Dane Ugle Paves The Way For Young Aboriginal Cricketers

06 July 2017

Dane Ugle

Dane Ugle’s cricket career has been a long journey, one which has been a challenging but very rewarding experience.

The 28-year-old, who was selected as the Perth Scorchers Community Rookie last season, attributes his love of cricket to his father and is driven to achieve a personal goal of becoming the first Wadjuk Balardong Nyoongar to play for WA.

Having played country cricket for 10 years, Ugle moved to the big smoke and made a name for himself in grade cricket with Rockingham-Mandurah.

“I’m really enjoying playing cricket at the moment and I’m looking forward to what the future holds,” Ugle said. “It’s all about working hard and being dedicated.”

When discussing the rise in the number of young Aboriginal cricketers, Ugle believes the pull into AFL is still considerably stronger within Aboriginal communities.

“A lot of young Aboriginal kids are exposed to a lot of AFL players and tend to choose that path.

“The excitement factor of T20 cricket and other tournaments, like the Imparja Cup and National Indigenous Cricket Championships (NICC), put elite Aboriginal players on the map and that gives the younger generation someone to look up to.”

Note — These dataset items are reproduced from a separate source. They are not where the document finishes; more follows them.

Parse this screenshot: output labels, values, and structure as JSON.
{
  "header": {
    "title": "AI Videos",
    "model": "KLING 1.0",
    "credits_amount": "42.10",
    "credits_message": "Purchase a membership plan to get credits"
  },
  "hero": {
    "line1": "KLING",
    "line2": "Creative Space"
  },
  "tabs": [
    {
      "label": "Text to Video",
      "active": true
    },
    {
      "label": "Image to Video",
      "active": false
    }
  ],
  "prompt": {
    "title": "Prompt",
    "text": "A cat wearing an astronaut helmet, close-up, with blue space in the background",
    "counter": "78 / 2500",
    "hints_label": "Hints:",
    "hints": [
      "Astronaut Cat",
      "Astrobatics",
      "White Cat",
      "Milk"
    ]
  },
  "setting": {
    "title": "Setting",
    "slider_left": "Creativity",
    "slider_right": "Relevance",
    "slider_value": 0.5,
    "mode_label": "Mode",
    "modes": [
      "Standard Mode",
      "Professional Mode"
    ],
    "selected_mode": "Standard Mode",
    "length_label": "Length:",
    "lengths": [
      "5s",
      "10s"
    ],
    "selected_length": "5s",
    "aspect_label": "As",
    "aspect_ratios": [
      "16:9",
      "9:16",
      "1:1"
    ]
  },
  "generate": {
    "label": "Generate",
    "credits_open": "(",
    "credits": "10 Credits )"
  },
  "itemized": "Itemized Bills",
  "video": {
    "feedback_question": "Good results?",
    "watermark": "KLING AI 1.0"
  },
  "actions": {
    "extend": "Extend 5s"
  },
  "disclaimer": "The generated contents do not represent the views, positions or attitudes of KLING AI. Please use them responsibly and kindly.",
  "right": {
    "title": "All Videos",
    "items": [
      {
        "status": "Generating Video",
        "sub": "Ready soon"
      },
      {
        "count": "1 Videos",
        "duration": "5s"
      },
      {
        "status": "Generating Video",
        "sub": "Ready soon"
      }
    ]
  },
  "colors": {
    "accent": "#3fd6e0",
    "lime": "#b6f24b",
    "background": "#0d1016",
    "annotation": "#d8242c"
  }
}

The increased investment from the WACA, which includes employing Larry Kickett in the role of Aboriginal Programs Coordinator, has seen the number of Aboriginal cricketers rise by 38% over the past two years.

"We might not see a result from this for a few years, but we are putting in the platform now, laid the foundations. I think we will certainly see some results," Kickett said.

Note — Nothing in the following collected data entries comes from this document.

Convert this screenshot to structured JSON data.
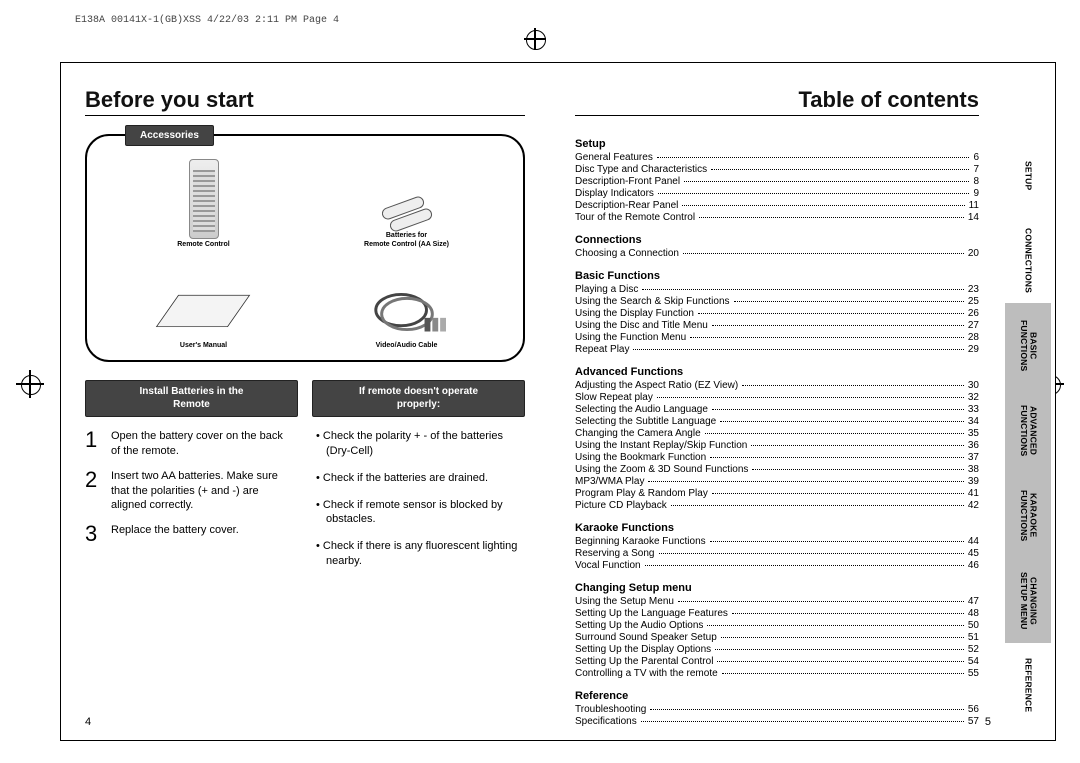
{
  "header_meta": "E138A 00141X-1(GB)XSS  4/22/03 2:11 PM  Page 4",
  "left_title": "Before you start",
  "right_title": "Table of contents",
  "accessories": {
    "label": "Accessories",
    "items": [
      {
        "caption": "Remote Control"
      },
      {
        "caption_line1": "Batteries for",
        "caption_line2": "Remote Control (AA Size)"
      },
      {
        "caption": "User's Manual"
      },
      {
        "caption": "Video/Audio Cable"
      }
    ]
  },
  "install_heading": "Install Batteries in the\nRemote",
  "remote_heading": "If remote doesn't operate\nproperly:",
  "steps": [
    "Open the battery cover on the back of the remote.",
    "Insert two AA batteries. Make sure that the polarities (+ and -) are aligned correctly.",
    "Replace the battery cover."
  ],
  "tips": [
    "• Check the polarity + - of the batteries (Dry-Cell)",
    "• Check if the batteries are drained.",
    "• Check if remote sensor is blocked by obstacles.",
    "• Check if there is any fluorescent lighting nearby."
  ],
  "page_left": "4",
  "page_right": "5",
  "tabs": [
    "SETUP",
    "CONNECTIONS",
    "BASIC\nFUNCTIONS",
    "ADVANCED\nFUNCTIONS",
    "KARAOKE\nFUNCTIONS",
    "CHANGING\nSETUP MENU",
    "REFERENCE"
  ],
  "toc": [
    {
      "section": "Setup",
      "items": [
        {
          "t": "General Features",
          "p": "6"
        },
        {
          "t": "Disc Type and Characteristics",
          "p": "7"
        },
        {
          "t": "Description-Front Panel",
          "p": "8"
        },
        {
          "t": "Display Indicators",
          "p": "9"
        },
        {
          "t": "Description-Rear Panel",
          "p": "11"
        },
        {
          "t": "Tour of the Remote Control",
          "p": "14"
        }
      ]
    },
    {
      "section": "Connections",
      "items": [
        {
          "t": "Choosing a Connection",
          "p": "20"
        }
      ]
    },
    {
      "section": "Basic Functions",
      "items": [
        {
          "t": "Playing a Disc",
          "p": "23"
        },
        {
          "t": "Using the Search & Skip Functions",
          "p": "25"
        },
        {
          "t": "Using the Display Function",
          "p": "26"
        },
        {
          "t": "Using the Disc and Title Menu",
          "p": "27"
        },
        {
          "t": "Using the Function Menu",
          "p": "28"
        },
        {
          "t": "Repeat Play",
          "p": "29"
        }
      ]
    },
    {
      "section": "Advanced Functions",
      "items": [
        {
          "t": "Adjusting the Aspect Ratio (EZ View)",
          "p": "30"
        },
        {
          "t": "Slow Repeat play",
          "p": "32"
        },
        {
          "t": "Selecting the Audio Language",
          "p": "33"
        },
        {
          "t": "Selecting the Subtitle Language",
          "p": "34"
        },
        {
          "t": "Changing the Camera Angle",
          "p": "35"
        },
        {
          "t": "Using the Instant Replay/Skip Function",
          "p": "36"
        },
        {
          "t": "Using the Bookmark Function",
          "p": "37"
        },
        {
          "t": "Using the Zoom & 3D Sound Functions",
          "p": "38"
        },
        {
          "t": "MP3/WMA Play",
          "p": "39"
        },
        {
          "t": "Program Play & Random Play",
          "p": "41"
        },
        {
          "t": "Picture CD Playback",
          "p": "42"
        }
      ]
    },
    {
      "section": "Karaoke Functions",
      "items": [
        {
          "t": "Beginning Karaoke Functions",
          "p": "44"
        },
        {
          "t": "Reserving a Song",
          "p": "45"
        },
        {
          "t": "Vocal Function",
          "p": "46"
        }
      ]
    },
    {
      "section": "Changing Setup menu",
      "items": [
        {
          "t": "Using the Setup Menu",
          "p": "47"
        },
        {
          "t": "Setting Up the Language Features",
          "p": "48"
        },
        {
          "t": "Setting Up the Audio Options",
          "p": "50"
        },
        {
          "t": "Surround Sound Speaker Setup",
          "p": "51"
        },
        {
          "t": "Setting Up the Display Options",
          "p": "52"
        },
        {
          "t": "Setting Up the Parental Control",
          "p": "54"
        },
        {
          "t": "Controlling a TV with the remote",
          "p": "55"
        }
      ]
    },
    {
      "section": "Reference",
      "items": [
        {
          "t": "Troubleshooting",
          "p": "56"
        },
        {
          "t": "Specifications",
          "p": "57"
        }
      ]
    }
  ]
}
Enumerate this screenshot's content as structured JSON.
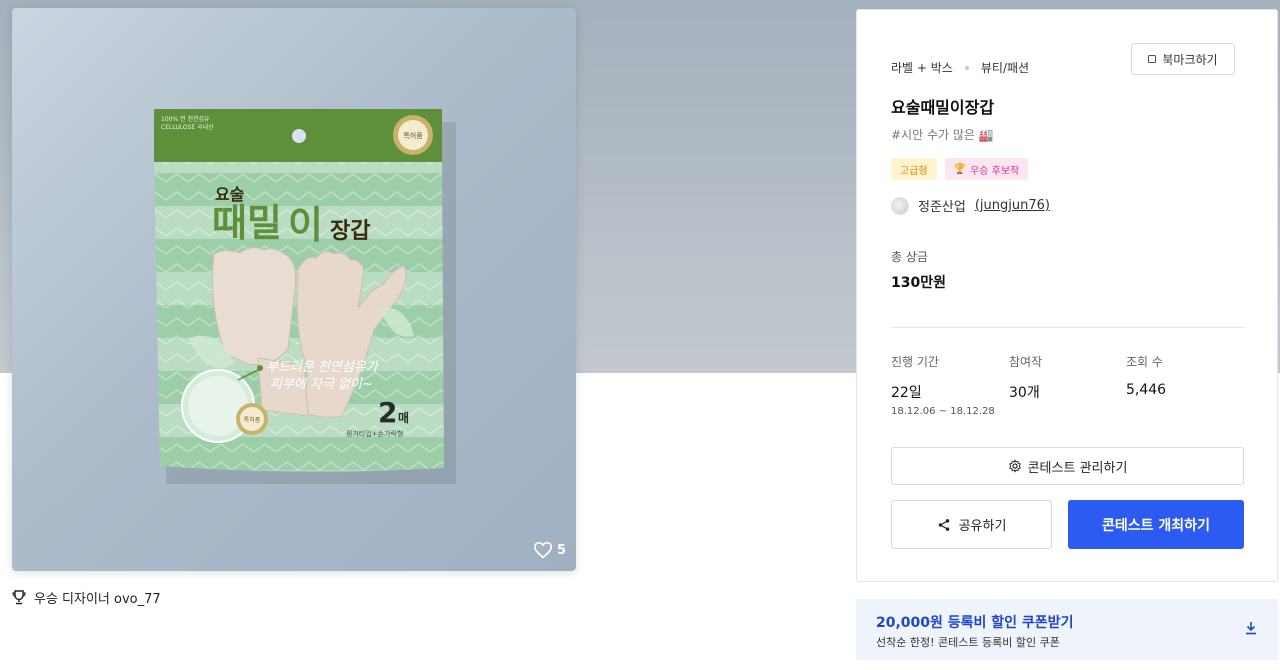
{
  "gallery": {
    "package_texts": {
      "fiber_note": "100% 면 천연섬유",
      "fiber_note_en": "CELLULOSE 국내산",
      "seal": "특허품",
      "brand_small": "요술",
      "brand_big1": "때밀",
      "brand_big2": "이",
      "brand_big3": "장갑",
      "slogan1": "부드러운 천연섬유가",
      "slogan2": "피부에 자극 없이~",
      "count": "2",
      "count_unit": "매",
      "bottom_note": "핑거타입+손가락형"
    },
    "likes": "5",
    "winner_text": "우승 디자이너 ovo_77"
  },
  "contest": {
    "breadcrumb": [
      "라벨 + 박스",
      "뷰티/패션"
    ],
    "bookmark_label": "북마크하기",
    "title": "요술때밀이장갑",
    "tagline": "#시안 수가 많은 🏭",
    "badges": [
      {
        "label": "고급형"
      },
      {
        "label": "우승 후보작"
      }
    ],
    "owner_name": "정준산업",
    "owner_handle": "(jungjun76)",
    "prize_label": "총 상금",
    "prize_value": "130만원",
    "stats": [
      {
        "label": "진행 기간",
        "value": "22일",
        "sub": "18.12.06 ~ 18.12.28"
      },
      {
        "label": "참여작",
        "value": "30개"
      },
      {
        "label": "조회 수",
        "value": "5,446"
      }
    ],
    "manage_label": "콘테스트 관리하기",
    "share_label": "공유하기",
    "host_label": "콘테스트 개최하기"
  },
  "coupon": {
    "title": "20,000원 등록비 할인 쿠폰받기",
    "subtitle": "선착순 한정! 콘테스트 등록비 할인 쿠폰"
  },
  "colors": {
    "primary": "#2b5bf0",
    "coupon_bg": "#eef3fc",
    "package_green": "#5e8f3a"
  }
}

He also believes 20/20 cricket could be the key to the rise in the number of Aboriginal cricketers.

Alcohol.Think Again Western Warriors Assistant Coach Geoff Marsh spent some time in Alice Springs for the NICC last season and was bowled over by the level of spirit he saw and how keen the Aboriginal players were.

“It’s really exciting to see the young kids at the Imparja Cup embracing cricket and loving what they’re doing, getting into the batting and bowling,” Marsh said.

“The 20/20 format has really helped. It’s a shorter format and there’s a lot of action and they like that.

Marsh can see there is a lot of talent within the Aboriginal community.

"A lot of the kids love their AFL and we need to use that talent in cricket.

“I know that if we put the time, effort and resources into these kids and develop their skill in cricket we’ll hopefully see them out there playing for Australia one day.”

Following his time with the WA Indigenous XI, Marsh has taken Ugle under his wing, offering him advice and support on a regular basis.

Marsh is motivated to make sure he provides Ugle with every opportunity to be the best player he can be.

“We all want to see Dane make it into the state squad and represent his state and country.

“The WACA is trying very hard to get as many kids playing as possible. There’s talent out there and we have to make them want to play cricket, which is what Larry Kickett is focused on.”